My first reaction to this decision is, "I HATE IT!" Sometimes hateful words have a time and a place, so I choose to use mine here. I feel its terrible, wrong, hideous, hurtful, (sorry, but my vocabulary of hate is limited) and I wish someone would put these awful human beings in their place. As Justice Alito, the lone dissenting vote, stated in his opinion,
Our profound national commitment to free and open debate is not a license for the vicious verbal assault that occurred in this case.
But, despite my hateful feelings for this decision, I cannot reason against it. Justice Roberts concluded his opinion with the following,
Speech is powerful. It can stir people to action, movethem to tears of both joy and sorrow, and—as it did here—inflict great pain. On the facts before us, we cannot react to that pain by punishing the speaker. As a Nation we have chosen a different course—to protect even hurtful speech on public issues to ensure that we do not stiflepublic debate. That choice requires that we shield Westboro from tort liability for its picketing in this case.
Whatever my personal feelings may be, they don't really matter; nor should they.
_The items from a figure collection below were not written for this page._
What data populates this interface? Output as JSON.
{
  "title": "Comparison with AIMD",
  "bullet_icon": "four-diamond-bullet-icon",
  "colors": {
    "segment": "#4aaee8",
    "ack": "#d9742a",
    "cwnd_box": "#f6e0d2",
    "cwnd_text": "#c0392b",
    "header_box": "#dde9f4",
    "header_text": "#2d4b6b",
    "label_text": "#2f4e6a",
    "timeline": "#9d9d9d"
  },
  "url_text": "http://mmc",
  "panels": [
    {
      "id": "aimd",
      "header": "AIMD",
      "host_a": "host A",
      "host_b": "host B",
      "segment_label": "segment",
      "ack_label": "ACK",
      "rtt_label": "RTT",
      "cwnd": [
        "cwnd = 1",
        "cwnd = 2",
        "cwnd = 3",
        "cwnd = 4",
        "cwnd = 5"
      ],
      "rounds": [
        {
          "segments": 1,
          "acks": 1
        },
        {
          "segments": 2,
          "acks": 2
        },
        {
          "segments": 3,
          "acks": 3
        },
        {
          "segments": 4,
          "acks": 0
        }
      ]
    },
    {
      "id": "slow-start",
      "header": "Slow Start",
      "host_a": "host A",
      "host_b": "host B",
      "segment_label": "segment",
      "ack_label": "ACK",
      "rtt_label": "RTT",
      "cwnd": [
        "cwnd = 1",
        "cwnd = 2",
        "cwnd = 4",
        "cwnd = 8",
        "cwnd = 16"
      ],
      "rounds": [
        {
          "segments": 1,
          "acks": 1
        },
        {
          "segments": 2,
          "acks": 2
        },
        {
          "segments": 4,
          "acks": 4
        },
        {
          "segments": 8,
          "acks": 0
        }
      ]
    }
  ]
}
Our Bill of Rights stands as a guardian, protecting us from just such emotion. Too often in our democracy, the emotions of the majority will vote in ways that are contrary to our ideals. The constitution stands as our protector in those times.
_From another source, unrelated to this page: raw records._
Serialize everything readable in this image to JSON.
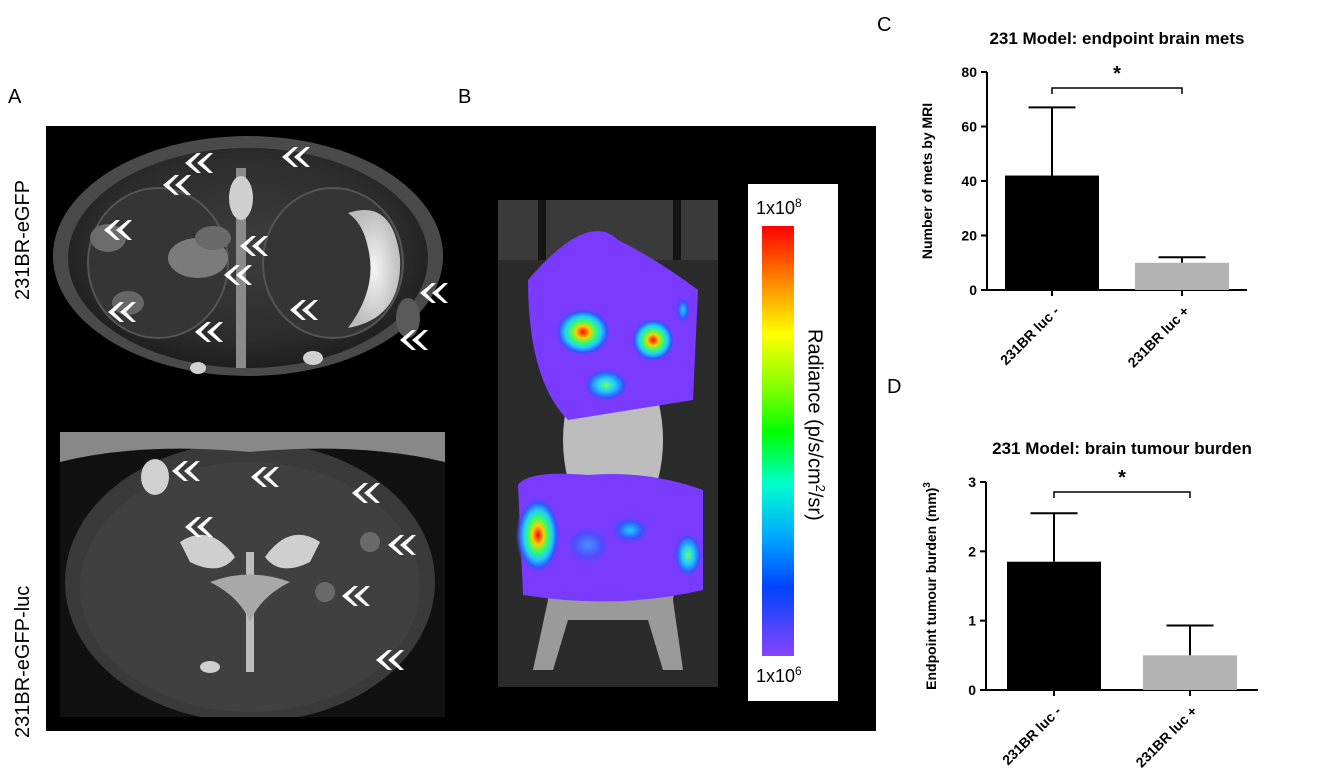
{
  "panels": {
    "A": {
      "letter": "A",
      "row_labels": [
        "231BR-eGFP",
        "231BR-eGFP-luc"
      ]
    },
    "B": {
      "letter": "B",
      "colorbar": {
        "max_label": "1x10",
        "max_exp": "8",
        "min_label": "1x10",
        "min_exp": "6",
        "title_pre": "Radiance (p/s/cm",
        "title_exp": "2",
        "title_post": "/sr)"
      }
    },
    "C": {
      "letter": "C"
    },
    "D": {
      "letter": "D"
    }
  },
  "chart_data": [
    {
      "type": "bar",
      "title": "231 Model: endpoint brain mets",
      "ylabel": "Number of mets by MRI",
      "categories": [
        "231BR luc -",
        "231BR luc +"
      ],
      "values": [
        42,
        10
      ],
      "errors": [
        25,
        2
      ],
      "colors": [
        "#000000",
        "#b3b3b3"
      ],
      "ylim": [
        0,
        80
      ],
      "yticks": [
        0,
        20,
        40,
        60,
        80
      ],
      "significance": "*"
    },
    {
      "type": "bar",
      "title": "231 Model: brain tumour burden",
      "ylabel": "Endpoint tumour burden (mm)",
      "ylabel_exp": "3",
      "categories": [
        "231BR luc -",
        "231BR luc +"
      ],
      "values": [
        1.85,
        0.5
      ],
      "errors": [
        0.7,
        0.43
      ],
      "colors": [
        "#000000",
        "#b3b3b3"
      ],
      "ylim": [
        0,
        3
      ],
      "yticks": [
        0,
        1,
        2,
        3
      ],
      "significance": "*"
    }
  ]
}
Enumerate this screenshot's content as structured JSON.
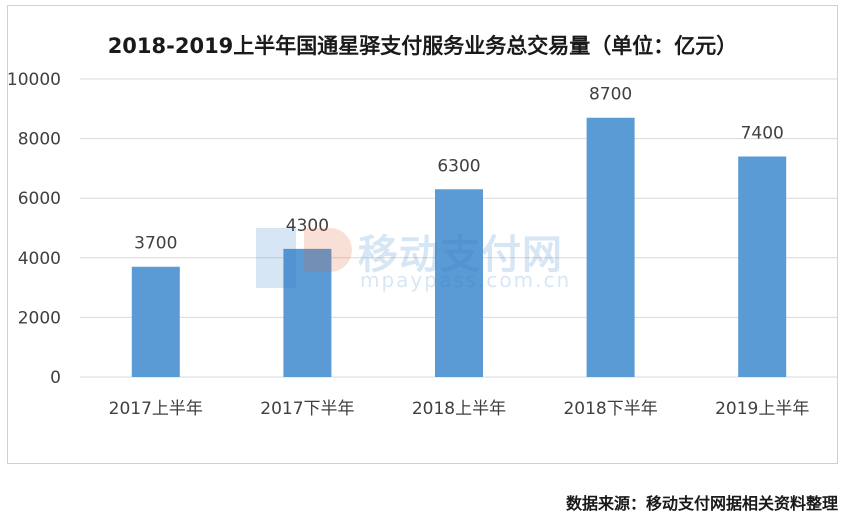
{
  "source_note": "数据来源：移动支付网据相关资料整理",
  "watermark": {
    "cn": "移动支付网",
    "en": "mpaypass.com.cn"
  },
  "colors": {
    "bar": "#5b9bd5",
    "grid": "#d9d9d9",
    "axis_text": "#404040",
    "label_text": "#404040"
  },
  "chart_data": {
    "type": "bar",
    "title": "2018-2019上半年国通星驿支付服务业务总交易量（单位：亿元）",
    "categories": [
      "2017上半年",
      "2017下半年",
      "2018上半年",
      "2018下半年",
      "2019上半年"
    ],
    "values": [
      3700,
      4300,
      6300,
      8700,
      7400
    ],
    "ylim": [
      0,
      10000
    ],
    "yticks": [
      0,
      2000,
      4000,
      6000,
      8000,
      10000
    ],
    "xlabel": "",
    "ylabel": "",
    "grid": true,
    "legend": false,
    "data_labels": true
  }
}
I don't like the Westboro Church. As a man of God, I'm repulsed by their sacrilegious actions. Just this January, they set upon my small town of Sainte Genevieve, Missouri. A local son - a hero - Army Sgt. Michael Beckerman was killed in Afghanistan. They came and spewed their vile hate while Sgt. Beckerman's family and friends sought to honor his life and memory. They did not know Michael, but they came to protest what they felt he represented. Their words were hateful; and they were hurtful to a community in pain.
Our anger burns against such people. The actions of the Westboro Church scream against our common decency. Those words have been echoed by many who find fault with the Supreme Court today. But, our common decency cannot be legislated or decided by a court.
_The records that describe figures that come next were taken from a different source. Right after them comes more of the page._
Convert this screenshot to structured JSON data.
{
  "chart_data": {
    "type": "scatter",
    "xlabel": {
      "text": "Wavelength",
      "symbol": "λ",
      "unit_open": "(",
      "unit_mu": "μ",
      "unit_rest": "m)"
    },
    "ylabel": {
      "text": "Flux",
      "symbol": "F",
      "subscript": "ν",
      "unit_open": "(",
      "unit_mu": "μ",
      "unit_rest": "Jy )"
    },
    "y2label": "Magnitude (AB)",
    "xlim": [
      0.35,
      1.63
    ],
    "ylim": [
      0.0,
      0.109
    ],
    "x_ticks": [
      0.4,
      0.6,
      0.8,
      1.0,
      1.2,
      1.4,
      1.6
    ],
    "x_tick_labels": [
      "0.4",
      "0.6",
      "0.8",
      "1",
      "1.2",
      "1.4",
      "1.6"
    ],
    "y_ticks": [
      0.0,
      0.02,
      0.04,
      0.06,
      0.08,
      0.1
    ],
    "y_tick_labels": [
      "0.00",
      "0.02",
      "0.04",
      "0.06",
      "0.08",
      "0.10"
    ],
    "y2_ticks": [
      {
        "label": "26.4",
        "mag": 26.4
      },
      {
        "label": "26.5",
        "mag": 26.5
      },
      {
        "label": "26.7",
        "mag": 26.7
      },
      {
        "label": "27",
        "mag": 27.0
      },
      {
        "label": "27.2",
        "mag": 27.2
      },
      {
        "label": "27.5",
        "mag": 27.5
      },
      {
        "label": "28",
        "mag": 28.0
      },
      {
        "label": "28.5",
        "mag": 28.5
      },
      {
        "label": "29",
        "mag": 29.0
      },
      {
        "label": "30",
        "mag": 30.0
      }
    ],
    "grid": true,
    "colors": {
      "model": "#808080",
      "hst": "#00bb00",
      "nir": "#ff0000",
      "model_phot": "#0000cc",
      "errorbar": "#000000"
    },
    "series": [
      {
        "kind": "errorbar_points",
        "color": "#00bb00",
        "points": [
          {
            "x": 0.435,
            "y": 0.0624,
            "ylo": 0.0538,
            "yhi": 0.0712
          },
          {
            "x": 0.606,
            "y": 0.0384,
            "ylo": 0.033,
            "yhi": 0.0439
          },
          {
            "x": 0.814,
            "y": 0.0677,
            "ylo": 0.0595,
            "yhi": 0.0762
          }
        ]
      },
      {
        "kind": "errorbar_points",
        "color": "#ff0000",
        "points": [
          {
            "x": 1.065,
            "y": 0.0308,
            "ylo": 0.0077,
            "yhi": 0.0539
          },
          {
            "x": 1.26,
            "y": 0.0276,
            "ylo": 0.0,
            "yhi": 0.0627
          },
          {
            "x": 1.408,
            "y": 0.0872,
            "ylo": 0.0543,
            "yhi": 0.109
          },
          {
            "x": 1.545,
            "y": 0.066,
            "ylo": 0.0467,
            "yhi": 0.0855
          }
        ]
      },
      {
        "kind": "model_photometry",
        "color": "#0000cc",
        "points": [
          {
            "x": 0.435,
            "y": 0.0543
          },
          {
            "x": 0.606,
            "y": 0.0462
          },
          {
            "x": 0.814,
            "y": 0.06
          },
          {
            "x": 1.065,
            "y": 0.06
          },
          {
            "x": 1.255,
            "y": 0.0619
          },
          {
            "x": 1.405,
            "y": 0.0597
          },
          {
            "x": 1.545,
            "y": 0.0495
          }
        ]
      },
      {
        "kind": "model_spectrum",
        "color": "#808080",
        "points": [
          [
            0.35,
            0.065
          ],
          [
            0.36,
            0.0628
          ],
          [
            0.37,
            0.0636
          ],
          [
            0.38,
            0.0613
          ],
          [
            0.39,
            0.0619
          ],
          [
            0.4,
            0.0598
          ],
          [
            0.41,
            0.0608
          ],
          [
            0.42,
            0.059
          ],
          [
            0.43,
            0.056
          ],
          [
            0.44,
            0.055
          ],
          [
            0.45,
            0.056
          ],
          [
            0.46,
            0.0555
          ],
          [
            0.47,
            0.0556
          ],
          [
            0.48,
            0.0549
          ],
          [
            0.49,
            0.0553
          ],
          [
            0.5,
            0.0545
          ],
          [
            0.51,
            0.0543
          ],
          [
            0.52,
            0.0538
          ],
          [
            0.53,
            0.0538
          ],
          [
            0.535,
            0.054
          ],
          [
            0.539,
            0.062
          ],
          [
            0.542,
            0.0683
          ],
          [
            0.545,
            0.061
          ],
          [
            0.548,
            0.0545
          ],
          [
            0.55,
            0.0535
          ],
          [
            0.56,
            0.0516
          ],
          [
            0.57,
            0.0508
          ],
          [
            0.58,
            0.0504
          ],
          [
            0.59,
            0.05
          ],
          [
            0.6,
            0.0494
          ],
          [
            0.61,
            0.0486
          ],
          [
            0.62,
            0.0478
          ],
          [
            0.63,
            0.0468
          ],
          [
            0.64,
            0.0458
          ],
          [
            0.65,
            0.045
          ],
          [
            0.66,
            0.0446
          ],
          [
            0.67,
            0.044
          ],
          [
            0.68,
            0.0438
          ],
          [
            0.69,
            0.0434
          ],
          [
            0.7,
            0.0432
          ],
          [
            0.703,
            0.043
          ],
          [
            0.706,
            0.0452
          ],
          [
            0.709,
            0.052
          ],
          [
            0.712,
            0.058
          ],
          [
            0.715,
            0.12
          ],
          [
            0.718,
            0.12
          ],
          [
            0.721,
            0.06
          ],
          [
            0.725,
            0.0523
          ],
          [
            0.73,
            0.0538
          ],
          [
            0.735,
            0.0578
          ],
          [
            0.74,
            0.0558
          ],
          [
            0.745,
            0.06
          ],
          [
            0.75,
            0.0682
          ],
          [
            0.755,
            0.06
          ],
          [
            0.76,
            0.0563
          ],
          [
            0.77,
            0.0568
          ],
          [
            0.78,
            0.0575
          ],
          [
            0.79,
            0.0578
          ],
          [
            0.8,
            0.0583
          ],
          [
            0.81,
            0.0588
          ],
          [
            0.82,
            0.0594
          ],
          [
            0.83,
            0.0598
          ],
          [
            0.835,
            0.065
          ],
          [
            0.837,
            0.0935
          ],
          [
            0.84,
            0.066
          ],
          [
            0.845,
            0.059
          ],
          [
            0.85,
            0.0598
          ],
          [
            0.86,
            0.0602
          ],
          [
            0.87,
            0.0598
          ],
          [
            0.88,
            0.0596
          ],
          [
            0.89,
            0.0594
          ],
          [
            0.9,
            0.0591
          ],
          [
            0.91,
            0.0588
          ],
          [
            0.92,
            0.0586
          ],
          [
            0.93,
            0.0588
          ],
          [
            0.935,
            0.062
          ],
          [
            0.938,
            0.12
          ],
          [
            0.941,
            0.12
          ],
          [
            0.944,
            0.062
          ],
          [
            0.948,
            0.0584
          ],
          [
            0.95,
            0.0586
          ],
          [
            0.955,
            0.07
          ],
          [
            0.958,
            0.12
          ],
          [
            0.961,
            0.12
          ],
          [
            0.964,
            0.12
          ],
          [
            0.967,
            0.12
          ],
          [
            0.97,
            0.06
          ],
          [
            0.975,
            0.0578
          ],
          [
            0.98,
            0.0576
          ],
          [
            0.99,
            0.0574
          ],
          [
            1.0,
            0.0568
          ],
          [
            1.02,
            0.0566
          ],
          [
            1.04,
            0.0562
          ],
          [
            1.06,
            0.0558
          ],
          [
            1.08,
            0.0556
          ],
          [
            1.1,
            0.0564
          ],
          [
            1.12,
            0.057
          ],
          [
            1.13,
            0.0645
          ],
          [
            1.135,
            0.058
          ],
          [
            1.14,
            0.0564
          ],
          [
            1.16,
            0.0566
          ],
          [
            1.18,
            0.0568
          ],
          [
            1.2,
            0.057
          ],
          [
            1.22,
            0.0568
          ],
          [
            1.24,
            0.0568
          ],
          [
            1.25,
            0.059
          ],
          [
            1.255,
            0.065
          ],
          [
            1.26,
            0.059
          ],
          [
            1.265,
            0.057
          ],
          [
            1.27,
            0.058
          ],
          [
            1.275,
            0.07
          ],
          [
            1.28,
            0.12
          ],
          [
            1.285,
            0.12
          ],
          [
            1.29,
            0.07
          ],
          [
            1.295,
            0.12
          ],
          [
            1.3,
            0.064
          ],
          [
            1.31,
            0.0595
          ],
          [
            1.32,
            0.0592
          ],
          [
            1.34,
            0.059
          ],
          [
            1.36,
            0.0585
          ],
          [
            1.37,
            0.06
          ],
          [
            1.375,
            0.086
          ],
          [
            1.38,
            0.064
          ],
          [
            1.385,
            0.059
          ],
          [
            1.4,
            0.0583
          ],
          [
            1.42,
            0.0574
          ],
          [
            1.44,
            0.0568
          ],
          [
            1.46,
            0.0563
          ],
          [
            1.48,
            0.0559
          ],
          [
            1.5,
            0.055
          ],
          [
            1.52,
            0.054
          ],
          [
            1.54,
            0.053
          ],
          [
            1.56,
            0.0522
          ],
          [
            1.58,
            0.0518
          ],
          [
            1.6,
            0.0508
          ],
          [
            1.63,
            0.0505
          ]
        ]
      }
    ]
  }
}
Our common decency is just what the words imply - a shared standard by which we, as a society determine the appropriateness of words or actions. Those who stand today and use this to find fault with the court's decision are wrong. Our fight for common decency does not depend on the law. In truth, our only weapon in fighting for a common decency is shame.
By our laws, the state does not have the right to punish the hater, but I do. I am not required to talk with them, or do business with them, or share the same space with them quietly. I am free to bring their wrongs to light. I can stand against their hate by standing with the object of it, by forming a group opposed to their hate, and by taking that group to the streets in protest against this hate. In doing such, I will have used the same rights as the Westboro Church, which were afforded protection by the Supreme Court in this decision. These protections exist for all of us or they exist for no one.
In his decision, Justice Roberts did allow for laws that place reasonable limits on protected speech:
That said, “[e]ven protected speech is not equally permissible in all places and at all times.” Id., at 479 (quot-ing Cornelius v. NAACP Legal Defense & Ed. Fund, Inc., 473 U. S. 788, 799 (1985)). Westboro’s choice of where and when to conduct its picketing is not beyond the Government’s regulatory reach—it is “subject to reasonable time, place, or manner restrictions” that are consistent with the standards announced in this Court’s precedents.
In previous opinions, the court has allowed reasonable restrictions on the first amendment, provided those restrictions are content neutral. While many states have placed restrictions on funeral protests, as has the federal government, this is an inadequate response.
Perhaps they day has come when we can put to rest the liberal ideal of tolerance. Such hate will continue, and even grow when it meets no resistance. Why must we tolerate that which we find contemptible? Our common decency has no foundation in a world of tolerance. Our common decency, by definition, is intolerance. Either we refuse to tolerate what we feel is outside the bounds of decency or we lose all pretense for a common decency in our nation.